Secondo questa giurisprudenza − che fa riferimento anche a norme di soft law non vincolanti, quale è l’art. 63 del «Codice di buona condotta in materia elettorale» elaborato dalla Commissione per la democrazia attraverso il diritto (Commissione di Venezia) − sarebbero in contrasto con l’art. 3 del Protocollo addizionale n. 1 gli interventi legislativi in materia elettorale adottati a ridosso delle consultazioni, ovvero in un arco temporale anche non brevissimo, quale l’anno antecedente le elezioni, laddove non siano supportate da ragionevoli e adeguate giustificazioni o da esigenze di rispetto di interessi generali, eventualmente comparabili con quello alla stabilità della legislazione elettorale.

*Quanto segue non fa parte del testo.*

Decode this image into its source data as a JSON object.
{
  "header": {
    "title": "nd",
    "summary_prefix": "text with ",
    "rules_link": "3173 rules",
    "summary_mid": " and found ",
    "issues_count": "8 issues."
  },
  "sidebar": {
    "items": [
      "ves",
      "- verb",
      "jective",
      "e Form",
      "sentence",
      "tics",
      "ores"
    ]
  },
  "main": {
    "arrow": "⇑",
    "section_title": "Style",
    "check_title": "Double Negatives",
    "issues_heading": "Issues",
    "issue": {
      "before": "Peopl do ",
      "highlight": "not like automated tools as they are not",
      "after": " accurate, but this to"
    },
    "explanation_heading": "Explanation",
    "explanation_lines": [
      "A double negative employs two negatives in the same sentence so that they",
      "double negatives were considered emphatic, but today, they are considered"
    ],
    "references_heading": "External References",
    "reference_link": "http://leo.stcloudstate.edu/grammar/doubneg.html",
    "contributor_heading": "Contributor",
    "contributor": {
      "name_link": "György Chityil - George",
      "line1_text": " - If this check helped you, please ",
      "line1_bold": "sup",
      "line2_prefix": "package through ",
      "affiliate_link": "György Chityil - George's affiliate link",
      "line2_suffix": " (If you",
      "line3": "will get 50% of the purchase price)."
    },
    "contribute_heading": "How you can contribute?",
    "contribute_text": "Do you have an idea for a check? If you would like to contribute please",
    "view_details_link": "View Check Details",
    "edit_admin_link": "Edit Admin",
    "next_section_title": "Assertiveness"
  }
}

Osserva il rimettente che, nella fattispecie in esame, la norma censurata è stata adottata circa due mesi prima della consultazione elettorale da un organo elettivo in prorogatio, ancorché non ricorresse, alla luce dei principi espressi dalla Corte di Strasburgo e vincolanti l’interpretazione delle norme della CEDU per il giudice nazionale, una giustificazione per l’adozione di modifiche del sistema elettorale.
3. La soluzione data dalla Corte
La Corte Costituzionale, definitivamente pronunciando sulla questione di legittimità costituzionale della legge regionale in parola, ha riconosciuto la fondatezza della questione in riferimento all’art. 123 Cost.

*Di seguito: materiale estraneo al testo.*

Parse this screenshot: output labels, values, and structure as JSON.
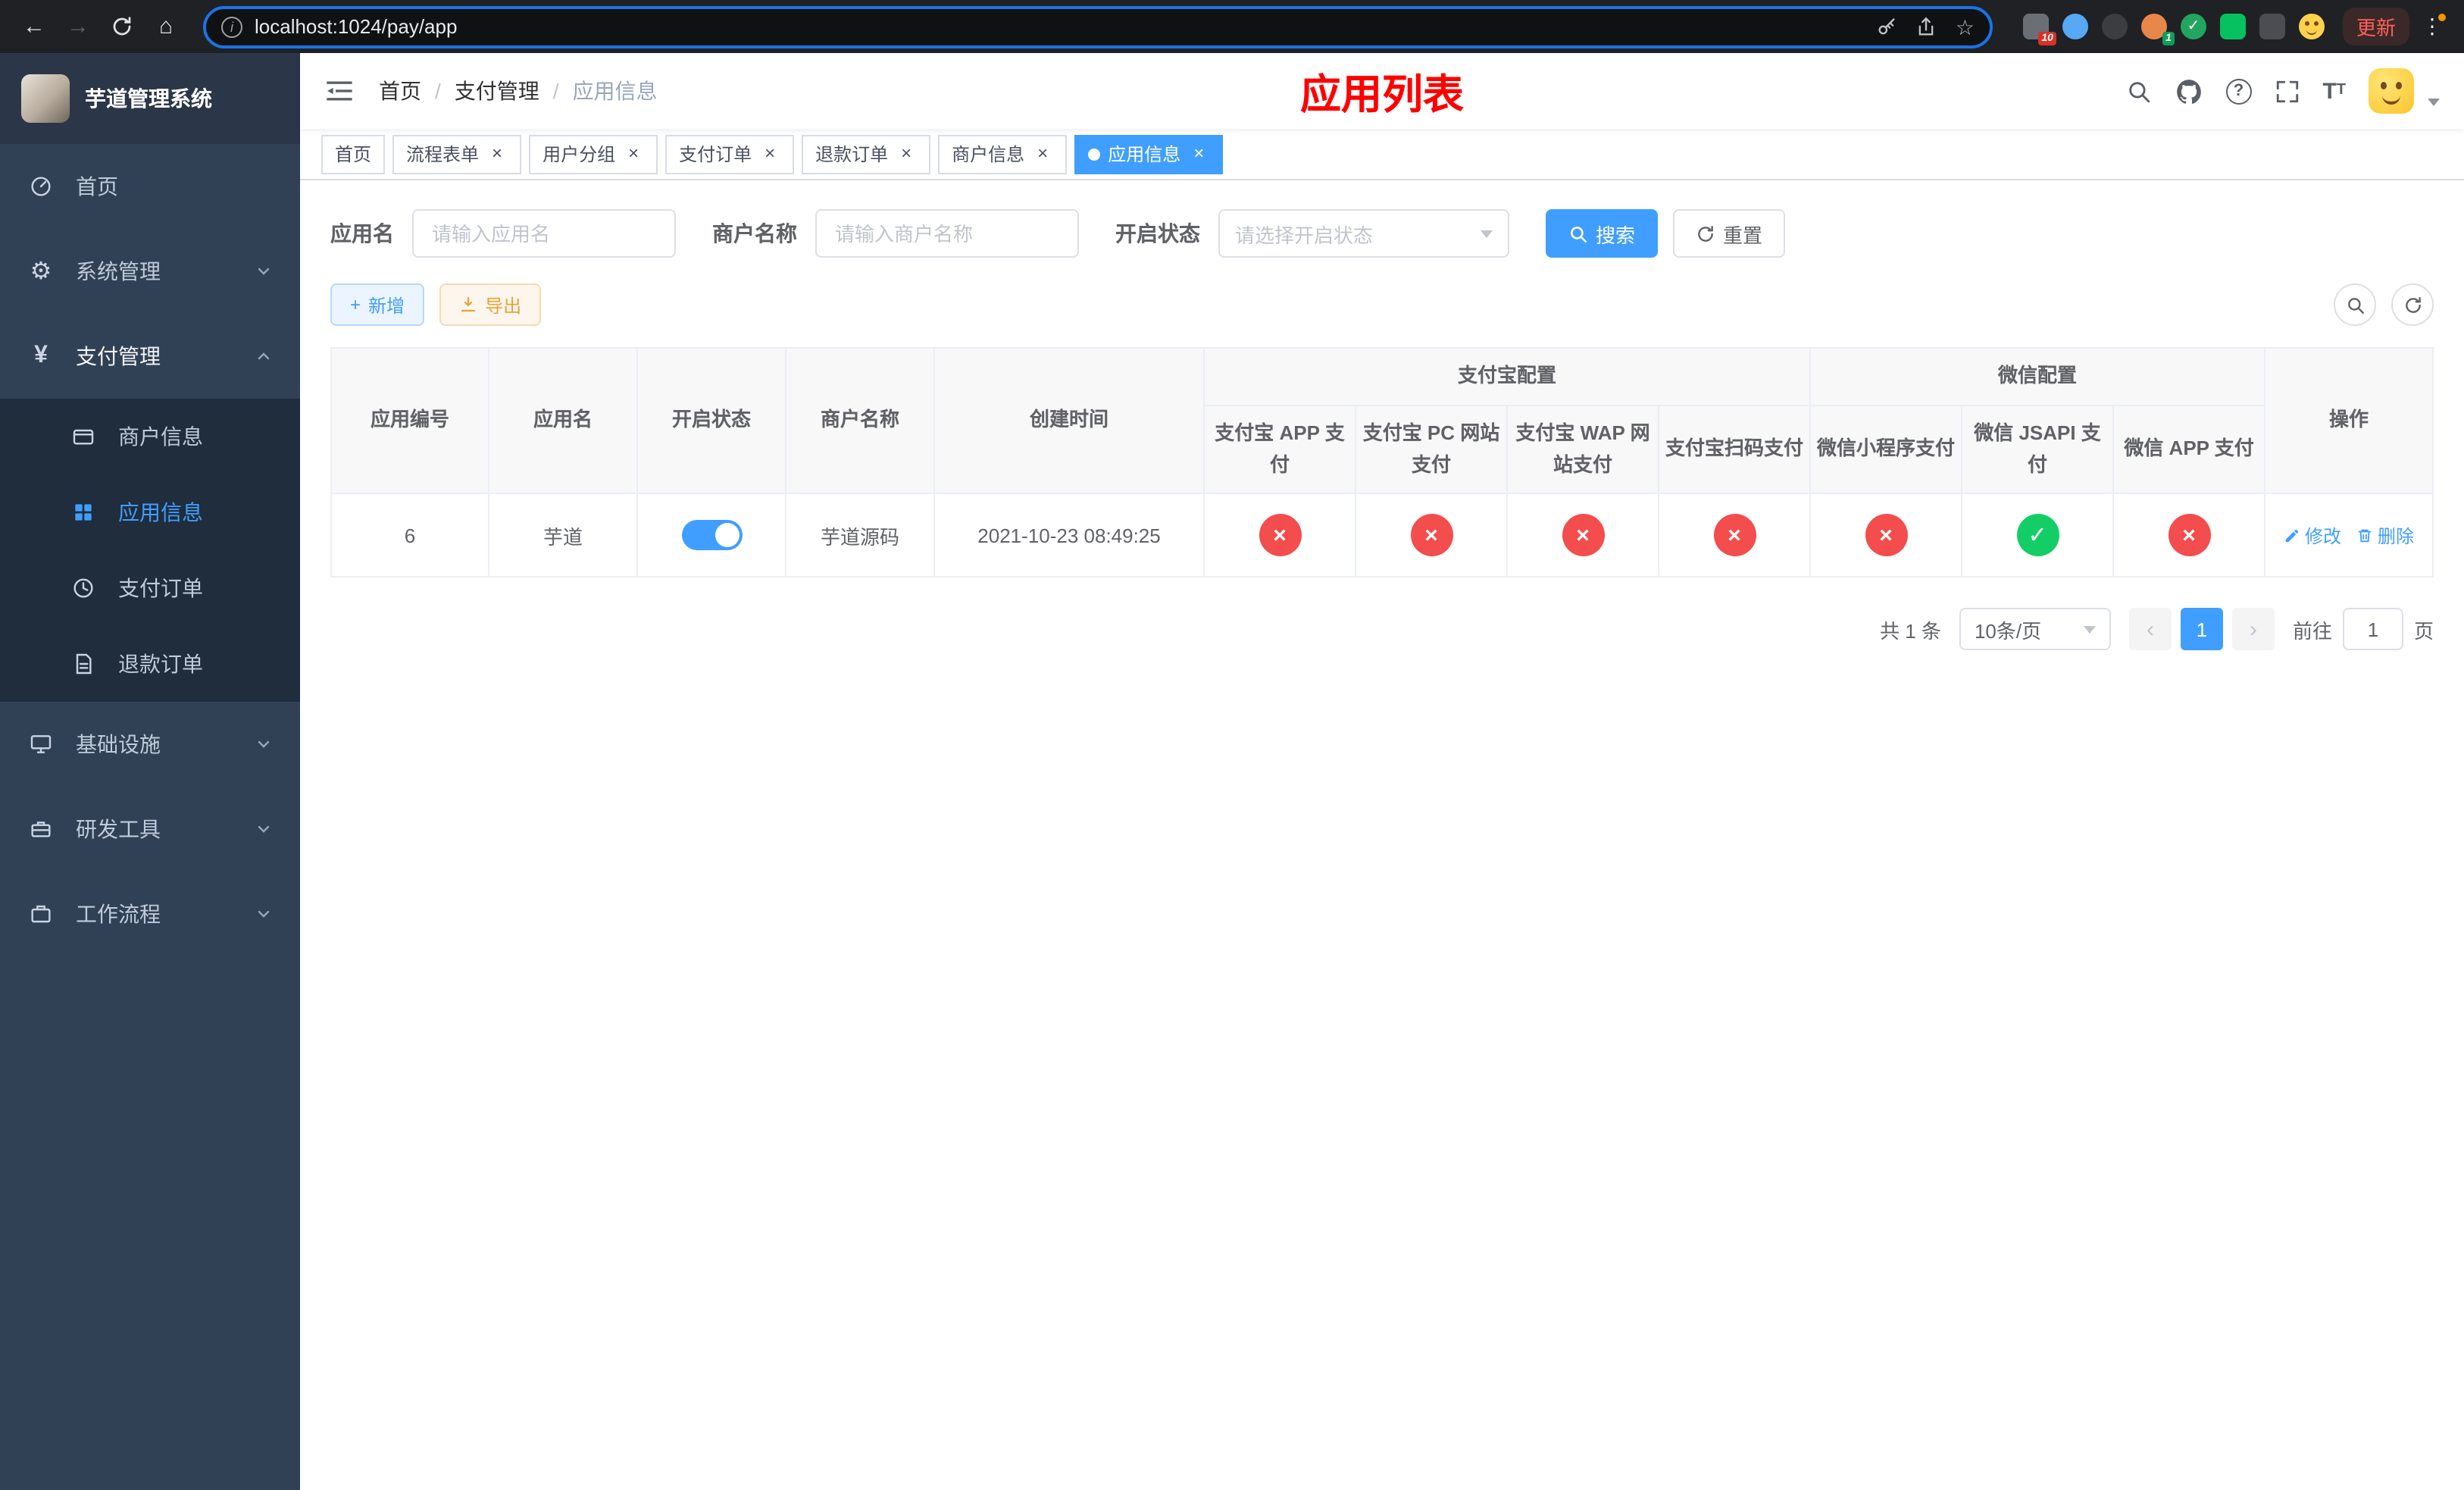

Nella specie, viene riconosciuto come la Corte stessa ha ripetutamente affermato che l’istituto della c.d. prorogatio riguarda, in termini generali, fattispecie nelle quali «coloro che sono nominati a tempo a coprire uffici rimangono in carica, ancorché scaduti, fino all’insediamento dei successori»[6]. Con specifico riferimento agli organi elettivi, e segnatamente ai Consigli regionali, è stato chiarito che «[l’]istituto della prorogatio […] non incide […] sulla durata del mandato elettivo, ma riguarda solo l’esercizio dei poteri nell’intervallo fra la scadenza, naturale o anticipata, di tale mandato, e l’entrata in carica del nuovo organo eletto»[7]. Pertanto, «[è] pacifico […] che l’istituto in esame presuppone la scadenza, naturale o anticipata, del mandato del titolare dell’organo. Prima di tale scadenza, non vi può essere prorogatio»[8]

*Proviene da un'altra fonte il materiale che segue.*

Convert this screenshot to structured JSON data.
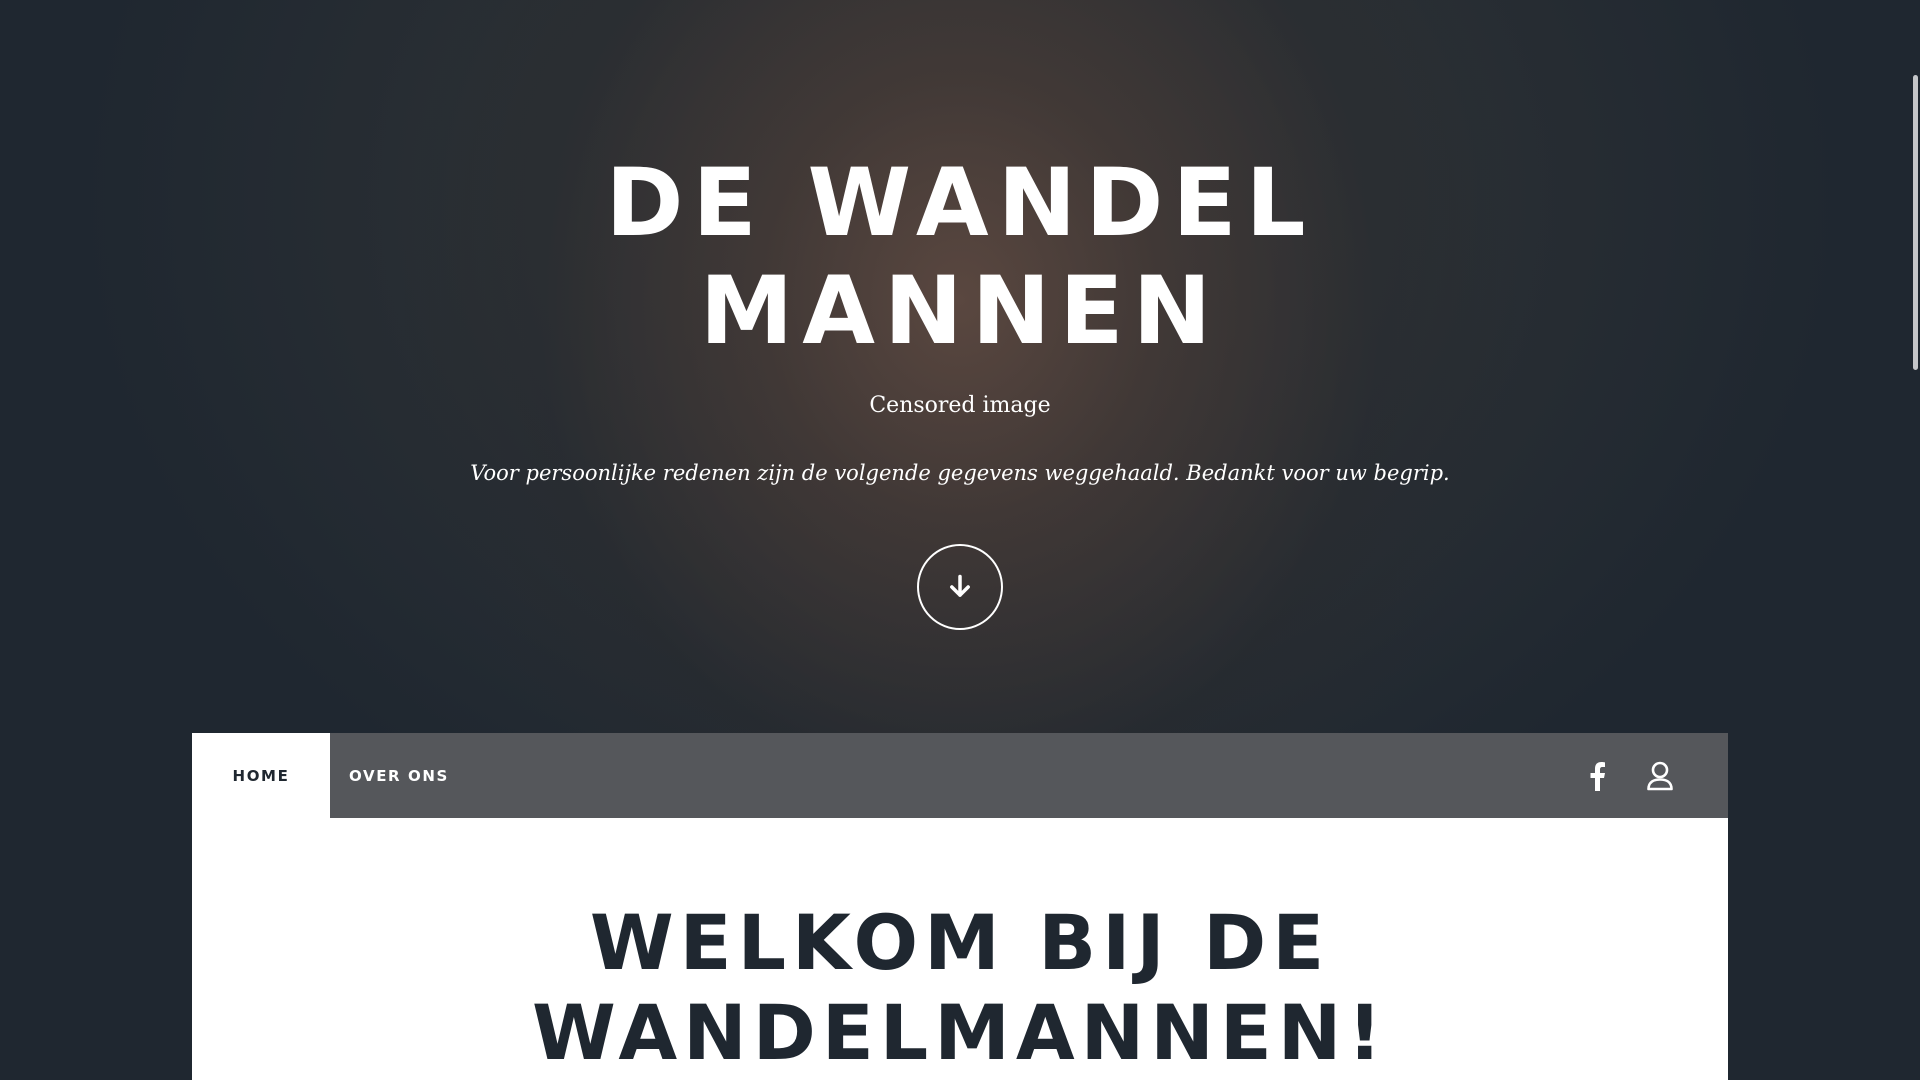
{
  "hero": {
    "title_line1": "DE WANDEL",
    "title_line2": "MANNEN",
    "tagline": "Censored image",
    "notice": "Voor persoonlijke redenen zijn de volgende gegevens weggehaald. Bedankt voor uw begrip."
  },
  "nav": {
    "tabs": [
      {
        "label": "HOME",
        "active": true
      },
      {
        "label": "OVER ONS",
        "active": false
      }
    ],
    "icons": [
      "facebook-icon",
      "user-icon"
    ]
  },
  "main": {
    "heading_line1": "WELKOM BIJ DE",
    "heading_line2": "WANDELMANNEN!"
  },
  "colors": {
    "dark": "#1f2730",
    "nav_bg": "#55575b",
    "white": "#ffffff"
  }
}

Nel caso in esame, risulta che, con atto del 29 aprile 2014, il Presidente della Giunta regionale ha rassegnato le proprie dimissioni e, nella seduta del Consiglio regionale del 3 giugno 2014, ha «definitivamente congedato i consiglieri». A norma dell’art. 126 Cost. e degli artt. 17 e 33 dello statuto della Regione Calabria, le dimissioni del Presidente della Giunta comportano lo scioglimento anticipato del Consiglio e la convocazione di nuove elezioni per la rinnovazione del Consiglio stesso e del Presidente della Giunta regionale.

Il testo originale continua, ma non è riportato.